Novos conselheiros têm boas expectativas para atividades do CEC neste ano

Os novos conselheiros de cultura da Bahia demonstraram entusiasmo com as perspectivas de debates e avanços na elaboração e consolidação de proposições e colaborações com as políticas públicas na área. Empossados em março, eles participaram nesta quinta-feira, 12, das primeiras plenárias do CEC em 2018. 

Eleito conselheiro como representante do território do Sudoeste Baiano, Gilmar Dantas considerou que as plenárias revelaram bastante disposição para o debate e que pretende atuar no fortalecimento das pautas dos territórios.

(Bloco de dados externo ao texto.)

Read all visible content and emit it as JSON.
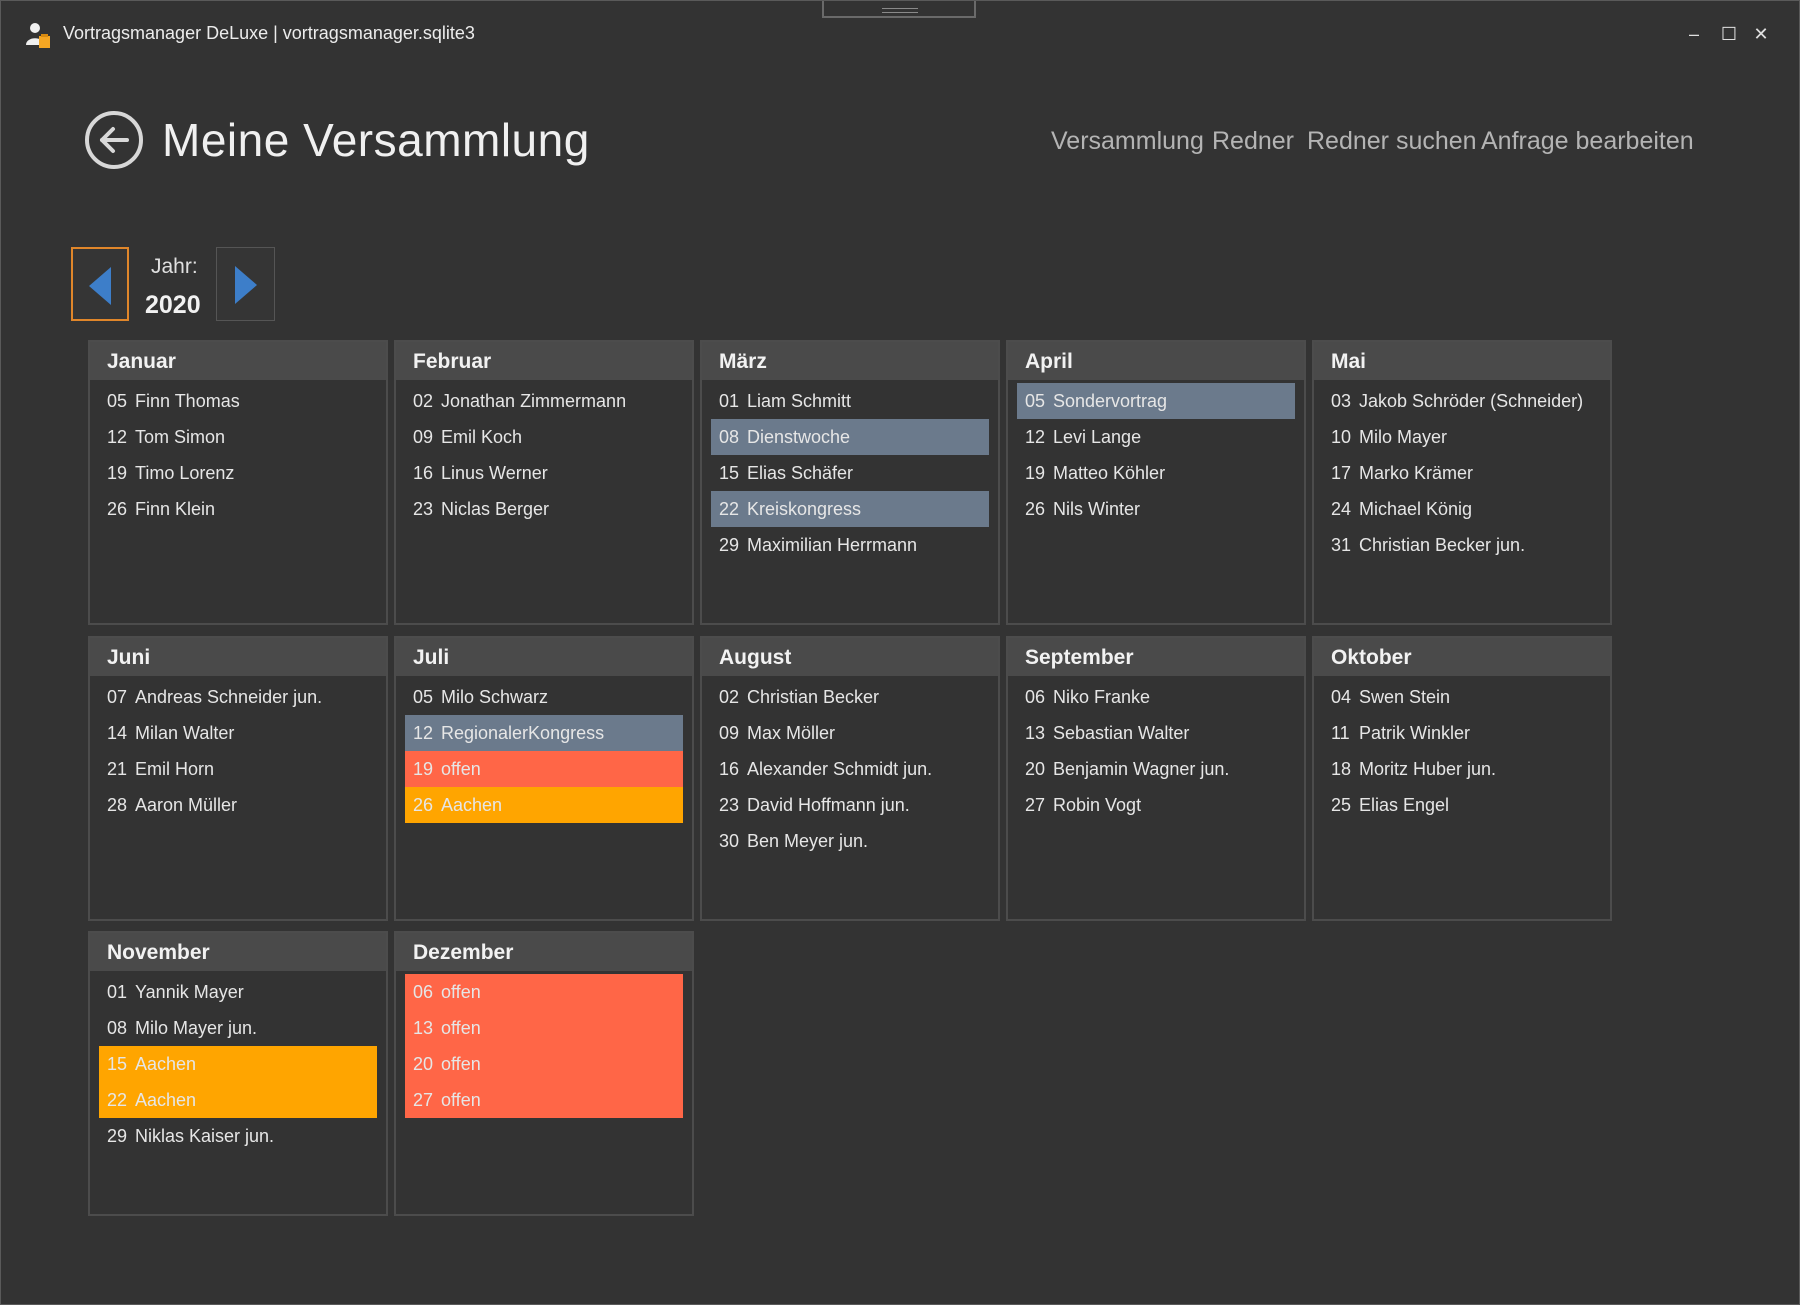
{
  "window": {
    "title": "Vortragsmanager DeLuxe | vortragsmanager.sqlite3",
    "minimize": "–",
    "maximize": "☐",
    "close": "✕"
  },
  "header": {
    "title": "Meine Versammlung",
    "nav": [
      "Versammlung",
      "Redner",
      "Redner suchen",
      "Anfrage bearbeiten"
    ]
  },
  "year": {
    "label": "Jahr:",
    "value": "2020"
  },
  "colors": {
    "highlight": "#6b7a8c",
    "open": "#ff6647",
    "external": "#ffa500"
  },
  "months": [
    {
      "name": "Januar",
      "entries": [
        {
          "day": "05",
          "text": "Finn Thomas",
          "status": ""
        },
        {
          "day": "12",
          "text": "Tom Simon",
          "status": ""
        },
        {
          "day": "19",
          "text": "Timo Lorenz",
          "status": ""
        },
        {
          "day": "26",
          "text": "Finn Klein",
          "status": ""
        }
      ]
    },
    {
      "name": "Februar",
      "entries": [
        {
          "day": "02",
          "text": "Jonathan Zimmermann",
          "status": ""
        },
        {
          "day": "09",
          "text": "Emil Koch",
          "status": ""
        },
        {
          "day": "16",
          "text": "Linus Werner",
          "status": ""
        },
        {
          "day": "23",
          "text": "Niclas Berger",
          "status": ""
        }
      ]
    },
    {
      "name": "März",
      "entries": [
        {
          "day": "01",
          "text": "Liam Schmitt",
          "status": ""
        },
        {
          "day": "08",
          "text": "Dienstwoche",
          "status": "hl"
        },
        {
          "day": "15",
          "text": "Elias Schäfer",
          "status": ""
        },
        {
          "day": "22",
          "text": "Kreiskongress",
          "status": "hl"
        },
        {
          "day": "29",
          "text": "Maximilian Herrmann",
          "status": ""
        }
      ]
    },
    {
      "name": "April",
      "entries": [
        {
          "day": "05",
          "text": "Sondervortrag",
          "status": "hl"
        },
        {
          "day": "12",
          "text": "Levi Lange",
          "status": ""
        },
        {
          "day": "19",
          "text": "Matteo Köhler",
          "status": ""
        },
        {
          "day": "26",
          "text": "Nils Winter",
          "status": ""
        }
      ]
    },
    {
      "name": "Mai",
      "entries": [
        {
          "day": "03",
          "text": "Jakob Schröder (Schneider)",
          "status": ""
        },
        {
          "day": "10",
          "text": "Milo Mayer",
          "status": ""
        },
        {
          "day": "17",
          "text": "Marko Krämer",
          "status": ""
        },
        {
          "day": "24",
          "text": "Michael König",
          "status": ""
        },
        {
          "day": "31",
          "text": "Christian Becker jun.",
          "status": ""
        }
      ]
    },
    {
      "name": "Juni",
      "entries": [
        {
          "day": "07",
          "text": "Andreas Schneider jun.",
          "status": ""
        },
        {
          "day": "14",
          "text": "Milan Walter",
          "status": ""
        },
        {
          "day": "21",
          "text": "Emil Horn",
          "status": ""
        },
        {
          "day": "28",
          "text": "Aaron Müller",
          "status": ""
        }
      ]
    },
    {
      "name": "Juli",
      "entries": [
        {
          "day": "05",
          "text": "Milo Schwarz",
          "status": ""
        },
        {
          "day": "12",
          "text": "RegionalerKongress",
          "status": "hl"
        },
        {
          "day": "19",
          "text": "offen",
          "status": "open"
        },
        {
          "day": "26",
          "text": "Aachen",
          "status": "ext"
        }
      ]
    },
    {
      "name": "August",
      "entries": [
        {
          "day": "02",
          "text": "Christian Becker",
          "status": ""
        },
        {
          "day": "09",
          "text": "Max Möller",
          "status": ""
        },
        {
          "day": "16",
          "text": "Alexander Schmidt jun.",
          "status": ""
        },
        {
          "day": "23",
          "text": "David Hoffmann jun.",
          "status": ""
        },
        {
          "day": "30",
          "text": "Ben Meyer jun.",
          "status": ""
        }
      ]
    },
    {
      "name": "September",
      "entries": [
        {
          "day": "06",
          "text": "Niko Franke",
          "status": ""
        },
        {
          "day": "13",
          "text": "Sebastian Walter",
          "status": ""
        },
        {
          "day": "20",
          "text": "Benjamin Wagner jun.",
          "status": ""
        },
        {
          "day": "27",
          "text": "Robin Vogt",
          "status": ""
        }
      ]
    },
    {
      "name": "Oktober",
      "entries": [
        {
          "day": "04",
          "text": "Swen Stein",
          "status": ""
        },
        {
          "day": "11",
          "text": "Patrik Winkler",
          "status": ""
        },
        {
          "day": "18",
          "text": "Moritz Huber jun.",
          "status": ""
        },
        {
          "day": "25",
          "text": "Elias Engel",
          "status": ""
        }
      ]
    },
    {
      "name": "November",
      "entries": [
        {
          "day": "01",
          "text": "Yannik Mayer",
          "status": ""
        },
        {
          "day": "08",
          "text": "Milo Mayer jun.",
          "status": ""
        },
        {
          "day": "15",
          "text": "Aachen",
          "status": "ext"
        },
        {
          "day": "22",
          "text": "Aachen",
          "status": "ext"
        },
        {
          "day": "29",
          "text": "Niklas Kaiser jun.",
          "status": ""
        }
      ]
    },
    {
      "name": "Dezember",
      "entries": [
        {
          "day": "06",
          "text": "offen",
          "status": "open"
        },
        {
          "day": "13",
          "text": "offen",
          "status": "open"
        },
        {
          "day": "20",
          "text": "offen",
          "status": "open"
        },
        {
          "day": "27",
          "text": "offen",
          "status": "open"
        }
      ]
    }
  ]
}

“É um conselho quente, em que há muito debates e discussões. É um momento novo para o Conselho com a entrada dos 10 novos conselheiros. Acredito que a pauta da territorialização da cultura virá mais forte neste novo momento. Sinto desde já que há uma tendência de união, entre os novos conselheiros representantes de território e aqueles que aqui já estavam, em torno deste tema e de modo a retomar a força desta pauta nas políticas públicas de cultura no Estado. O tema da ausência hoje de representantes territoriais de cultura em diversos territórios de identidade foi levantado e outros tópicos serão suscitados”, comentou.

Já Nilo Trindade, conselheiro eleito pelo segmento de associações culturais, ao tempo em que demonstrou apreciar o debate democrático que marcou as reuniões desta quinta, defendeu maior pragmatismo.

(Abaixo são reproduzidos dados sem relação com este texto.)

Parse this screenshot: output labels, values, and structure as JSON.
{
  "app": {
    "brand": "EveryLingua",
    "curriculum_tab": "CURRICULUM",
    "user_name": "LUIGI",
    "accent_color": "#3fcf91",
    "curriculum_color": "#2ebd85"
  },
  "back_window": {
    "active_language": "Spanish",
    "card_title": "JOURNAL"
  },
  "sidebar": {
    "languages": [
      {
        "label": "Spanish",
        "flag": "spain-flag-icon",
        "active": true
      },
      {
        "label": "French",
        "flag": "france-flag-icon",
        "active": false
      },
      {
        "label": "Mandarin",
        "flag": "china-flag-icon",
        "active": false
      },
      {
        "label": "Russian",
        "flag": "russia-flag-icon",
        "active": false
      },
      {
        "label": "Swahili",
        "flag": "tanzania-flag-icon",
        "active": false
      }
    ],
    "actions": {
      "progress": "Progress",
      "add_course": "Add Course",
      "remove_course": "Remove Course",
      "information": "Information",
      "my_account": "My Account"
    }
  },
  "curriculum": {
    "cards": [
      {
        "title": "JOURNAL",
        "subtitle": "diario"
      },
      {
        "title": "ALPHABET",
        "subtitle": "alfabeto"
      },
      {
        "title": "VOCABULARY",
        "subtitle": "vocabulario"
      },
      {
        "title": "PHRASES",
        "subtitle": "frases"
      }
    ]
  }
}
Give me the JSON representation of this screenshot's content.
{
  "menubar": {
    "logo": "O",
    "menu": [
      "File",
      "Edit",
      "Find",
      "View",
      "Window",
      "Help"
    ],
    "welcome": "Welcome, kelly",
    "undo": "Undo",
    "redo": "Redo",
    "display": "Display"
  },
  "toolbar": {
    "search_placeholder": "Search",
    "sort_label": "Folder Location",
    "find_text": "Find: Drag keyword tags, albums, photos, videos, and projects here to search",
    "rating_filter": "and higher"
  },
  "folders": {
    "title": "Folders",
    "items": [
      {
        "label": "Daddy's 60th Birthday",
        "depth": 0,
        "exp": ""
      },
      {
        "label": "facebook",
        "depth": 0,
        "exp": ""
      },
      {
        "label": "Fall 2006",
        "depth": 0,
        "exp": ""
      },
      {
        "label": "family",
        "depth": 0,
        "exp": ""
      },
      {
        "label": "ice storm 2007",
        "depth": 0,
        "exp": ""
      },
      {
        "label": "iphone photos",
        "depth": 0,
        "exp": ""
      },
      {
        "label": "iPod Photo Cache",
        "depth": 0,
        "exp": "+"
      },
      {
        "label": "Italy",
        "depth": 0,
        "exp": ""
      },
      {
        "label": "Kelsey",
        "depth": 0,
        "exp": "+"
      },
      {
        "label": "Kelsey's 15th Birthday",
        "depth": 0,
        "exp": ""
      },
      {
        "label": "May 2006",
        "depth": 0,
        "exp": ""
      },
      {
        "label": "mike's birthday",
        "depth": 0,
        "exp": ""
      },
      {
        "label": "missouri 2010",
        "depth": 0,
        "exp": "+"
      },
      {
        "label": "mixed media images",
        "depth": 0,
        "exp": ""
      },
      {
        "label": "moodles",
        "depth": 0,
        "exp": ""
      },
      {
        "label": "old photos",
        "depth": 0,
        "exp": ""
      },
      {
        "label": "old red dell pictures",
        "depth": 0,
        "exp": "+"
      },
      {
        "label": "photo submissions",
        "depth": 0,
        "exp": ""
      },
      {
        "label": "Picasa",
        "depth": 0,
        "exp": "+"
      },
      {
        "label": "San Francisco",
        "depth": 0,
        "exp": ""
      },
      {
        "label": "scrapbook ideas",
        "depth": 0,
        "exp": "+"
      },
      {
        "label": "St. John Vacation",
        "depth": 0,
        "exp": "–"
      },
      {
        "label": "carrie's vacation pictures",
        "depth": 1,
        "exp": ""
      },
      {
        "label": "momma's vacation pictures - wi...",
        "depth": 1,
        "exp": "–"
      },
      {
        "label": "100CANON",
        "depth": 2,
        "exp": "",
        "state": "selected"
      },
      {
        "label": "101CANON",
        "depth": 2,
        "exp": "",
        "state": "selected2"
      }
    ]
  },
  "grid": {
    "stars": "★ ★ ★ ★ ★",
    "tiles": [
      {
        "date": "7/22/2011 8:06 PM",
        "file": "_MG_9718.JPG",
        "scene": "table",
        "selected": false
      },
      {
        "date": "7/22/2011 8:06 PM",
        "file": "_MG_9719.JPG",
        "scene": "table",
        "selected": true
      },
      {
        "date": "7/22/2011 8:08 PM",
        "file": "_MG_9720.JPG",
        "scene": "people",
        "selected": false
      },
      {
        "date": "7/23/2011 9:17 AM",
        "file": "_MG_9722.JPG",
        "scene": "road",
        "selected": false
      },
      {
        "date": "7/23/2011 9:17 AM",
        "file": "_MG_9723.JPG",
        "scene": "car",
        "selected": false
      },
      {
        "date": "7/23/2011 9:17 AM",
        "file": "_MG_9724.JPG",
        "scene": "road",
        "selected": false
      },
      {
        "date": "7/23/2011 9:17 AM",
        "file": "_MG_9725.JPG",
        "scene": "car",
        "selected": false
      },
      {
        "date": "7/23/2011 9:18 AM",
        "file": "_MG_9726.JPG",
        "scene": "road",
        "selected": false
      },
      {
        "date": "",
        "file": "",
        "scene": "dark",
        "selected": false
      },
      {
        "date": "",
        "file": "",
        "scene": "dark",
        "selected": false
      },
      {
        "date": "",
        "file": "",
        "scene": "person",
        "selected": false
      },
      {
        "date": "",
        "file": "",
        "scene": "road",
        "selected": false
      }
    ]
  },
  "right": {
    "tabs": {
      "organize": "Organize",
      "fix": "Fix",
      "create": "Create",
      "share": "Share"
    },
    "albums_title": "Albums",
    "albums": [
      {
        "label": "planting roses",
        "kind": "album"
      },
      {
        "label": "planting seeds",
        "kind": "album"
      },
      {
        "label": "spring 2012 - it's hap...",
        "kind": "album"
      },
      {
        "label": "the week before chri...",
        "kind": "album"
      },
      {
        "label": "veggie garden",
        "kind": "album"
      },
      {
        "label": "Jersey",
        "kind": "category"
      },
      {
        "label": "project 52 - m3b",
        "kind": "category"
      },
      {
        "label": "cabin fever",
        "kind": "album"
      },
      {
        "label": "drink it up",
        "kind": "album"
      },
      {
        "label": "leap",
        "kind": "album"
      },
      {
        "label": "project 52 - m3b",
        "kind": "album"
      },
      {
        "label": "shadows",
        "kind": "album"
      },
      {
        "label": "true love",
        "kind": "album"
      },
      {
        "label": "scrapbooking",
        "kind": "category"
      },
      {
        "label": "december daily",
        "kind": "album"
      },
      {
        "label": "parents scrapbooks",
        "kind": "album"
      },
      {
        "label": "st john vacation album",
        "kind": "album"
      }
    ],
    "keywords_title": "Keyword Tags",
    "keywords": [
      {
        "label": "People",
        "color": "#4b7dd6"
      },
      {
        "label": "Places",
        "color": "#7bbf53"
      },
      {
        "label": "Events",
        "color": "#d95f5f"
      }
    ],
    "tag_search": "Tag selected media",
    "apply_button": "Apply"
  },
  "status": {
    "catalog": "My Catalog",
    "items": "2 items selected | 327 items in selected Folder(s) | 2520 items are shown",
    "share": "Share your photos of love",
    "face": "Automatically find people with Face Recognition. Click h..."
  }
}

“Acredito que os conselheiros precisam readequar sua linguagem, precisam abordar os temas de um modo mais popular e claro. Nós estamos aqui para desenvolver um trabalho que contribua e fortaleça com a Cultura em toda a Bahia e não devemos nos perder em debates inconclusivos” disse Trindade.

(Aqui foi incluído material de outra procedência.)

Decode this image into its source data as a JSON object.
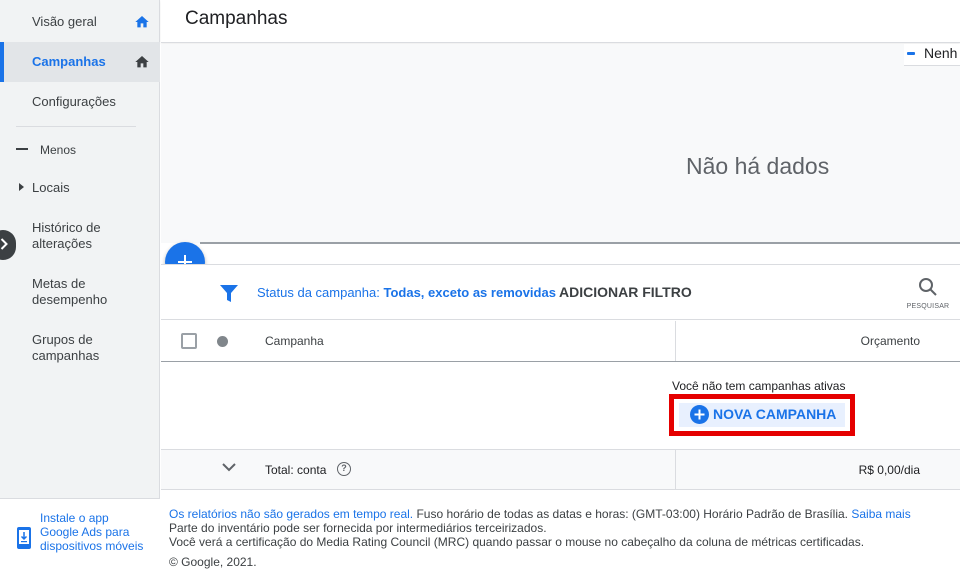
{
  "sidebar": {
    "items": [
      {
        "label": "Visão geral"
      },
      {
        "label": "Campanhas"
      },
      {
        "label": "Configurações"
      },
      {
        "label": "Menos"
      },
      {
        "label": "Locais"
      },
      {
        "label": "Histórico de alterações"
      },
      {
        "label": "Metas de desempenho"
      },
      {
        "label": "Grupos de campanhas"
      }
    ],
    "install": "Instale o app Google Ads para dispositivos móveis"
  },
  "header": {
    "title": "Campanhas"
  },
  "chart": {
    "legend": "Nenh",
    "empty_text": "Não há dados"
  },
  "filter": {
    "label": "Status da campanha:",
    "value": "Todas, exceto as removidas",
    "add_filter": "ADICIONAR FILTRO",
    "search_caption": "PESQUISAR"
  },
  "table": {
    "col_campaign": "Campanha",
    "col_budget": "Orçamento",
    "empty_message": "Você não tem campanhas ativas",
    "new_campaign": "NOVA CAMPANHA",
    "total_label": "Total: conta",
    "total_budget": "R$ 0,00/dia"
  },
  "footer": {
    "reports_link": "Os relatórios não são gerados em tempo real.",
    "timezone": " Fuso horário de todas as datas e horas: (GMT-03:00) Horário Padrão de Brasília. ",
    "learn_more": "Saiba mais",
    "inventory": "Parte do inventário pode ser fornecida por intermediários terceirizados.",
    "mrc": "Você verá a certificação do Media Rating Council (MRC) quando passar o mouse no cabeçalho da coluna de métricas certificadas.",
    "copyright": "© Google, 2021."
  },
  "colors": {
    "accent": "#1a73e8",
    "highlight_box": "#e50000"
  }
}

Representando o segmento de formação cultural, a conselheira Suely Melo avaliou que é necessário ajustar o planejamento ao orçamento do CEC. 

“É necessário corrigir alguns percalços de modo a tornar mais fluída as reuniões, nesse sentido acredito que é importante munir os conselheiros de materiais e informações com antecedência, principalmente informações relativas ao orçamento do CEC, porque para programar atividades é necessário conhecer bem esta situação. Espero poder contribuir no tocante a estes e outros aspectos porque o Conselho cumpre um papel importante na defesa do processo participativo de construção das políticas públicas de Cultura”, defendeu Melo.

PLENÁRIAS
Na plenária da manhã, situando suas trajetórias e perspectivas de trabalho, os conselheiros se apresentaram entre si; a mesa diretora - Emílio Tapioca e Ana Vaneska, presidente e vice-presidente respectivamente - fez uma retrospectiva das atividades de 2017, além de apresentar algumas informações sobre o funcionamento do CEC e formam transmitidos vários informes entre os conselheiros.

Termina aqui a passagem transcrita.